J'ai pris une photo et envoyé aux parents, en disant " nous aurons une conversation ce soir venez 10mn avant "

Ils sont pris plein la tête par moi !!!
Inadmissible


----------



## Chantou1 (2 Septembre 2022)

De + en + fainéant 🙌 EXACT une ancienne maman m’appelle pour me demander si je connais une femme de ménage + repassage 

OUI mais il faut payer 15€ de l’heure et minimum 3h car très demandé … bla-bla-bla 

Banco je prends …

Et mon mari qui m’avait fait 1 journée de machine à laver samedi … et j’ai tout repassé … ce qui était repassable bien sûr


----------



## Nounic (2 Septembre 2022)

Ah les repas !🥘🍲🍛🥗 vaste sujet à discussions qui n'existait pas il y a quelques années enfin il me semble que l'on n'en parlait pas ou alors je ne me souviens pas. 
Pour ma part je faisais à manger pour tous ou presque et les enfants mangeaient de tout. Depuis 3 ou 4 ans les p.e fournissent mais avec  des petits pots, des assiettes blédi truc, etc ... Comme c'est dommage !
Seule exception la maman de R (10mois) qui varie les purées faites maison avec du goût et de l'odorat : ça donne envie.  
Cette semaine elle a testé des petits pancakes aux légumes car R commence a bien mangé avec les doigts, ainsi que des muffins mais moins réussi. Enfin une maman qui prend le temps de réaliser des plats pour l'alimentation de son enfant !


----------



## Chantou1 (2 Septembre 2022)

Ma copine qui est en AT pro quand je lui raconte ce que font les parents chez mes collègues, ne veut plus reprendre et va tout faire pour être arrêtée pdt 2 ans et ensuite en invalidité (épaule opérée en dec dernier)
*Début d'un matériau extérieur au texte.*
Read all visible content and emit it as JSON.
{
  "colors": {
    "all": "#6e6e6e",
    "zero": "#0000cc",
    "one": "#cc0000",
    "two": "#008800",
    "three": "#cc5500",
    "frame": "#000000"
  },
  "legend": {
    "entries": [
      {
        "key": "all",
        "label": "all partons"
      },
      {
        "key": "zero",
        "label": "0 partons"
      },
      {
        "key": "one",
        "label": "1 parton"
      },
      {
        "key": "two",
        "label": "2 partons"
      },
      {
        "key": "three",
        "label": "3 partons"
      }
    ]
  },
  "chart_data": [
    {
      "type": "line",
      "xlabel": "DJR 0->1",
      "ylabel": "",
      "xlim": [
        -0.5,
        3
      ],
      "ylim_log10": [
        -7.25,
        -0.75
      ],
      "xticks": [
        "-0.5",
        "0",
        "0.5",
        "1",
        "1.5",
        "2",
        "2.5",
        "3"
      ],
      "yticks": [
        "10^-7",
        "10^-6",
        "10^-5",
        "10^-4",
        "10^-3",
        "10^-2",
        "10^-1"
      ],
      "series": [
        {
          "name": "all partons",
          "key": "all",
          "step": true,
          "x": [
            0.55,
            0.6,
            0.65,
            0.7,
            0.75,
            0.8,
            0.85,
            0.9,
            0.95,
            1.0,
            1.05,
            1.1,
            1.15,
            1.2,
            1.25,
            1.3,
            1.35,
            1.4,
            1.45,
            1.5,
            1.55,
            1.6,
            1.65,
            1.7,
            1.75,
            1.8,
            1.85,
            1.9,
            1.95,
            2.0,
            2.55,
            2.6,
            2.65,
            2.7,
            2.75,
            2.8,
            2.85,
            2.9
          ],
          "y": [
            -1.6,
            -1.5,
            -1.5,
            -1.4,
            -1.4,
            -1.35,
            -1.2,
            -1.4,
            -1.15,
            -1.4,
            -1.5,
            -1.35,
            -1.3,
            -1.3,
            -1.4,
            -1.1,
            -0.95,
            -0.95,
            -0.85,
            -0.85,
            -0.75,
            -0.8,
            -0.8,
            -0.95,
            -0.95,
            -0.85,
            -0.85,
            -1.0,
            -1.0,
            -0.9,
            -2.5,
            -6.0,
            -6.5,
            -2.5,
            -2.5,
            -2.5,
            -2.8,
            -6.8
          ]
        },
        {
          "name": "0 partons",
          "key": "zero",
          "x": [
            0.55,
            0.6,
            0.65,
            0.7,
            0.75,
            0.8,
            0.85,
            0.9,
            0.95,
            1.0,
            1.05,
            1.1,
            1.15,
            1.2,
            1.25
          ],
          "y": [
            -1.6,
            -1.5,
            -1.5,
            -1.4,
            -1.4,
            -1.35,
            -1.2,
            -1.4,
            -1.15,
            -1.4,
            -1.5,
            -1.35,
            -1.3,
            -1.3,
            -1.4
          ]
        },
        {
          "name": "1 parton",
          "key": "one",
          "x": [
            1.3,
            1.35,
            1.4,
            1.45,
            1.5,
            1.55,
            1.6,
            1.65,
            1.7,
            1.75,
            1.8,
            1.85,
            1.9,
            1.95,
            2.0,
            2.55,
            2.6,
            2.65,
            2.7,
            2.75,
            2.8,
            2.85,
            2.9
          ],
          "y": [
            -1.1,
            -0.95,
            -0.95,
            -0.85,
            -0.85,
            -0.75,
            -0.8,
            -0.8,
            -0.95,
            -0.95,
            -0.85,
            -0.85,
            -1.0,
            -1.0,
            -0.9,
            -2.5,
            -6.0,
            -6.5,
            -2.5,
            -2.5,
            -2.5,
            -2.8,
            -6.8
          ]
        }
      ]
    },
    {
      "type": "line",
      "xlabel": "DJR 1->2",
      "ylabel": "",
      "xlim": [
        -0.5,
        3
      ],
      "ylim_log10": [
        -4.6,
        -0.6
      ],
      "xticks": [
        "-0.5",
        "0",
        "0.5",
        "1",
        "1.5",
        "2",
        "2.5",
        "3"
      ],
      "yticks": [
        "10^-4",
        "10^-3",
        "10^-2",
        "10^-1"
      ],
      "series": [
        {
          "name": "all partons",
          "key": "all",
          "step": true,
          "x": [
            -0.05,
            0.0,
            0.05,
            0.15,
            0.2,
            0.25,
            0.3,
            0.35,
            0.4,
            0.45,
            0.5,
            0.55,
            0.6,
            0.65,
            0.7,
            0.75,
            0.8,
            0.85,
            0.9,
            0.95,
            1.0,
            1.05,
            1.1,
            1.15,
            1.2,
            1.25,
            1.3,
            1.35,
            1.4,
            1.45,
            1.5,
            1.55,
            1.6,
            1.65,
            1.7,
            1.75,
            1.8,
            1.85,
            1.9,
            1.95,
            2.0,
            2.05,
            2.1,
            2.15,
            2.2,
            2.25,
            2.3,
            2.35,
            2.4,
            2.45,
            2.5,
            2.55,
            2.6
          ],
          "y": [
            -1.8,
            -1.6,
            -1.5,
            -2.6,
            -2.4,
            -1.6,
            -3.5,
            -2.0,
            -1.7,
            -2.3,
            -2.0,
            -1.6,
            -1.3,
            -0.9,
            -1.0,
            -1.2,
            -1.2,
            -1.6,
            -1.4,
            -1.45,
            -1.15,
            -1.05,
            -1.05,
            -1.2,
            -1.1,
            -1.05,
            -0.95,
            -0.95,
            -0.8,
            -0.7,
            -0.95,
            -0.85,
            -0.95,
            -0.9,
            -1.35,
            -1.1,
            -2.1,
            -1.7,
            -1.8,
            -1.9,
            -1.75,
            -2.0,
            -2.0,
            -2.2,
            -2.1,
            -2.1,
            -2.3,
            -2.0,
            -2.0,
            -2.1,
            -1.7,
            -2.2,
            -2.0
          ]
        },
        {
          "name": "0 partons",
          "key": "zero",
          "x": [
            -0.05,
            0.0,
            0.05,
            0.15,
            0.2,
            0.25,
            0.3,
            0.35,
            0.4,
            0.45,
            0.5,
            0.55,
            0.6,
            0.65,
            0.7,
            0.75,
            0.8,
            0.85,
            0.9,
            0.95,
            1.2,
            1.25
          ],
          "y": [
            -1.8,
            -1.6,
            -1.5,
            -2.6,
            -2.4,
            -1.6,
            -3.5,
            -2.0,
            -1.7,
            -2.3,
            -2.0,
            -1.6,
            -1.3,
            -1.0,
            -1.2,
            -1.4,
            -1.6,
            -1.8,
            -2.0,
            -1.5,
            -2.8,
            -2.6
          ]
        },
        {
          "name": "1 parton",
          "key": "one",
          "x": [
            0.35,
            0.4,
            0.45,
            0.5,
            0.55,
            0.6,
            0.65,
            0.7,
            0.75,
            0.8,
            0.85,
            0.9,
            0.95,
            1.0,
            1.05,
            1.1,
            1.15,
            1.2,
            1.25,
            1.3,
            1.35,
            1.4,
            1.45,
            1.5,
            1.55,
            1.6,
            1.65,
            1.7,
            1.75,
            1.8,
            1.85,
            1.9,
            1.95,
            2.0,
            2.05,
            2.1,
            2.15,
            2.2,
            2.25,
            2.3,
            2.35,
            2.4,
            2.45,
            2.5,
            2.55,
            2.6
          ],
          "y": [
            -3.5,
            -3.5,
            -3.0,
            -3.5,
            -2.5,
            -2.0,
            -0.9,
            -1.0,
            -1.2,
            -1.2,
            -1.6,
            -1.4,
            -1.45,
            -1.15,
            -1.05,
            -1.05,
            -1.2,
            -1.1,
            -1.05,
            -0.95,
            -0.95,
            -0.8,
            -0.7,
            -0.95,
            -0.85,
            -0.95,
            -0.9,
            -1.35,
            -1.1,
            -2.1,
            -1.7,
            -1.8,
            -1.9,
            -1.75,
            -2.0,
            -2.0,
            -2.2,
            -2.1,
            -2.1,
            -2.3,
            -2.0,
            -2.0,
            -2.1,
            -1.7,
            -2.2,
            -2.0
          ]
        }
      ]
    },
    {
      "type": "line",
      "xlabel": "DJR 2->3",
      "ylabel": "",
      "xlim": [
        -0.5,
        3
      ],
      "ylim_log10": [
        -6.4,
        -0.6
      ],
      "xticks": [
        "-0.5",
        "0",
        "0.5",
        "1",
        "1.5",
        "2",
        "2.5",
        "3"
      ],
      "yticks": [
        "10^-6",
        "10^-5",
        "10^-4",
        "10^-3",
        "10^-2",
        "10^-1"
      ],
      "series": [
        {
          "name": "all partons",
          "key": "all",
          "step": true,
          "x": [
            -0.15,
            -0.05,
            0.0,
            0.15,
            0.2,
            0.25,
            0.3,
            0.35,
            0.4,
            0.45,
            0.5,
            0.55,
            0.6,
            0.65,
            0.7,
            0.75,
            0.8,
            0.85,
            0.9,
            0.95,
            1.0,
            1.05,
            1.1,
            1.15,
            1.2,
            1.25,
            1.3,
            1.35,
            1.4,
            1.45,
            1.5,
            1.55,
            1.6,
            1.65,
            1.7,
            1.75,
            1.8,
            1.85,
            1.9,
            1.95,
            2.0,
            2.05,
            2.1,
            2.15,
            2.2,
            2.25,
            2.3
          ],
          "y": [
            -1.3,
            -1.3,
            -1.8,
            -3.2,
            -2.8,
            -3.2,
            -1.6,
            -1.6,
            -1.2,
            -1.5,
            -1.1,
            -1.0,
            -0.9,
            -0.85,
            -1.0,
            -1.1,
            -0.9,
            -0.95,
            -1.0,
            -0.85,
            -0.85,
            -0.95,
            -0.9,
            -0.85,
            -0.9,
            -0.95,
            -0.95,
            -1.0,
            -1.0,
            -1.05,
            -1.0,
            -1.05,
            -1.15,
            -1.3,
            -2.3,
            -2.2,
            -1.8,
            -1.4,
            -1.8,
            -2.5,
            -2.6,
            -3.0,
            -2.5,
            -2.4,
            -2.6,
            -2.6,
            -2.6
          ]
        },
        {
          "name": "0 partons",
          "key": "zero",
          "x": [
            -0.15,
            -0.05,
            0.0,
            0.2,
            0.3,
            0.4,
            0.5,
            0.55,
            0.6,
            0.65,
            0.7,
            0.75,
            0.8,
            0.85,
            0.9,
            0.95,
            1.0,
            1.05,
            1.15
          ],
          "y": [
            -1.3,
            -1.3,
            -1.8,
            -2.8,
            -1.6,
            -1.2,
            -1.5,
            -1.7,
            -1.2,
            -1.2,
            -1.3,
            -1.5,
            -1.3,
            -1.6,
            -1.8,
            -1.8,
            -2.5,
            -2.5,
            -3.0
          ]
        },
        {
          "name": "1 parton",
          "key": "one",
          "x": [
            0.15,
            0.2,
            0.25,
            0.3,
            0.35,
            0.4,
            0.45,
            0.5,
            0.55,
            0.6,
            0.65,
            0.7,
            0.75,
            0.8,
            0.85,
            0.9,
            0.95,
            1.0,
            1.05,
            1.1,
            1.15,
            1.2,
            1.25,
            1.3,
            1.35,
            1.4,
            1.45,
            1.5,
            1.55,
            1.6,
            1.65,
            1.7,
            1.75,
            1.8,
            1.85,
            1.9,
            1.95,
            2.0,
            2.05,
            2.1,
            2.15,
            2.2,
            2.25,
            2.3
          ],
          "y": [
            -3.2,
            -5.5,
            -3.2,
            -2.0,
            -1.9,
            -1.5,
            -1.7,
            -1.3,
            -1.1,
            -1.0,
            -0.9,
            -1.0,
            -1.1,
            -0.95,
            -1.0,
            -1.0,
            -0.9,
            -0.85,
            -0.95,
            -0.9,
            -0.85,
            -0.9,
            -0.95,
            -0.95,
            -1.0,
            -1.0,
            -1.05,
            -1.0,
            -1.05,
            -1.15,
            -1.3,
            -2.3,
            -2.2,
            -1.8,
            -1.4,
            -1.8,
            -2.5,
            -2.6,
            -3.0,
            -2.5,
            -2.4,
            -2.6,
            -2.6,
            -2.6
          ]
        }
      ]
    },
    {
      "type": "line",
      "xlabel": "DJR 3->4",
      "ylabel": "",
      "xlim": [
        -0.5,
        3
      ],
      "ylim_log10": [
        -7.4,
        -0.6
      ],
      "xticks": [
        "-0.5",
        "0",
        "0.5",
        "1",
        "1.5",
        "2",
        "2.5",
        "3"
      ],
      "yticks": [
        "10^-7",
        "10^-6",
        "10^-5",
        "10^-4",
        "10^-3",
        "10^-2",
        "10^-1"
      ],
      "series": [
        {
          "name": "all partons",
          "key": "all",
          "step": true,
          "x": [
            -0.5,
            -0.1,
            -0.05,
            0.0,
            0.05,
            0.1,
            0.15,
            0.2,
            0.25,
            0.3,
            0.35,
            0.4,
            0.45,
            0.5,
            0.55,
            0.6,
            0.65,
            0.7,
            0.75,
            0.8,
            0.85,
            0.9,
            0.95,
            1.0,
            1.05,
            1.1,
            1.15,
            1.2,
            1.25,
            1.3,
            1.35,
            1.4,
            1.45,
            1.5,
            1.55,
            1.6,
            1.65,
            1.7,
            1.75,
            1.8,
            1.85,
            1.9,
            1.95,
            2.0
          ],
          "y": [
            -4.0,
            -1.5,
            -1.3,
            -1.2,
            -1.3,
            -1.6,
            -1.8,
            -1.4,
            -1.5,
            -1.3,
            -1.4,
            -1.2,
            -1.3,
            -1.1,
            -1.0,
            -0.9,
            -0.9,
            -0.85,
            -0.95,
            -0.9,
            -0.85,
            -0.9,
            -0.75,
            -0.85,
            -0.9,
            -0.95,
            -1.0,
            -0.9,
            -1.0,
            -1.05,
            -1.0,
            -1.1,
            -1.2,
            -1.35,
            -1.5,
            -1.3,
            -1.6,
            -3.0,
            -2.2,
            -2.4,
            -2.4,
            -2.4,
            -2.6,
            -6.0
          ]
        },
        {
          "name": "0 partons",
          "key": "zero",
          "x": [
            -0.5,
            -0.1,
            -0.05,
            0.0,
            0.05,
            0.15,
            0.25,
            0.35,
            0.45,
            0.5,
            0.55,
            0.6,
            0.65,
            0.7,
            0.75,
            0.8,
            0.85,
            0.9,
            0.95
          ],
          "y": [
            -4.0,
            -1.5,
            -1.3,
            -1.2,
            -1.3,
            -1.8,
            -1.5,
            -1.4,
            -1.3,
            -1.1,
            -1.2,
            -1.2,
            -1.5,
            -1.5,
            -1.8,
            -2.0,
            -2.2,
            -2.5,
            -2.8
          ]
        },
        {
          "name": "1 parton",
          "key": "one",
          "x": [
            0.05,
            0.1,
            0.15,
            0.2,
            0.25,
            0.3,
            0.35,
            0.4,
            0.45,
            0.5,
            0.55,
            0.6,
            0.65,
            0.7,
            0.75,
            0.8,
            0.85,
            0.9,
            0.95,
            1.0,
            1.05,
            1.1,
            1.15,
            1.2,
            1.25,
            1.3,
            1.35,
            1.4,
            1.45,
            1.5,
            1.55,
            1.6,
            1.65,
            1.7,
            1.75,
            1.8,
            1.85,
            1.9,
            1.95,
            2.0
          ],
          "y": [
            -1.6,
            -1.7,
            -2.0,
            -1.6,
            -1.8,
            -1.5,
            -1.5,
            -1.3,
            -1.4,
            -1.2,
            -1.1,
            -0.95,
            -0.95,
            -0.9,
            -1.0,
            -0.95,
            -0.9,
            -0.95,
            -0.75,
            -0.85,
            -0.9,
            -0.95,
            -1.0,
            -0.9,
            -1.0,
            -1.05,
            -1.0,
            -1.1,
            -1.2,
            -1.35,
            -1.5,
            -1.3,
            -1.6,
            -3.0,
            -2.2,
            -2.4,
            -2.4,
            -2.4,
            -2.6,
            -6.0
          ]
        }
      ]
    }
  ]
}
Elle se demande comment elle a pu supporter les parents qui font n’importe quoi et c’est vraiment désolant.

C’est elle qui a eu son 1er enfant gardé par une AM et retrouvé mort chez sa nounou qui ne l’avait pas déshabillé… fait dormir avec son gros manteau pour ne pas la réveiller !


----------



## Chantou1 (2 Septembre 2022)

Ah des parents qui demandent des photos à gogo car leur ancienne AM le faisait + compte-rendu sur un cahier … 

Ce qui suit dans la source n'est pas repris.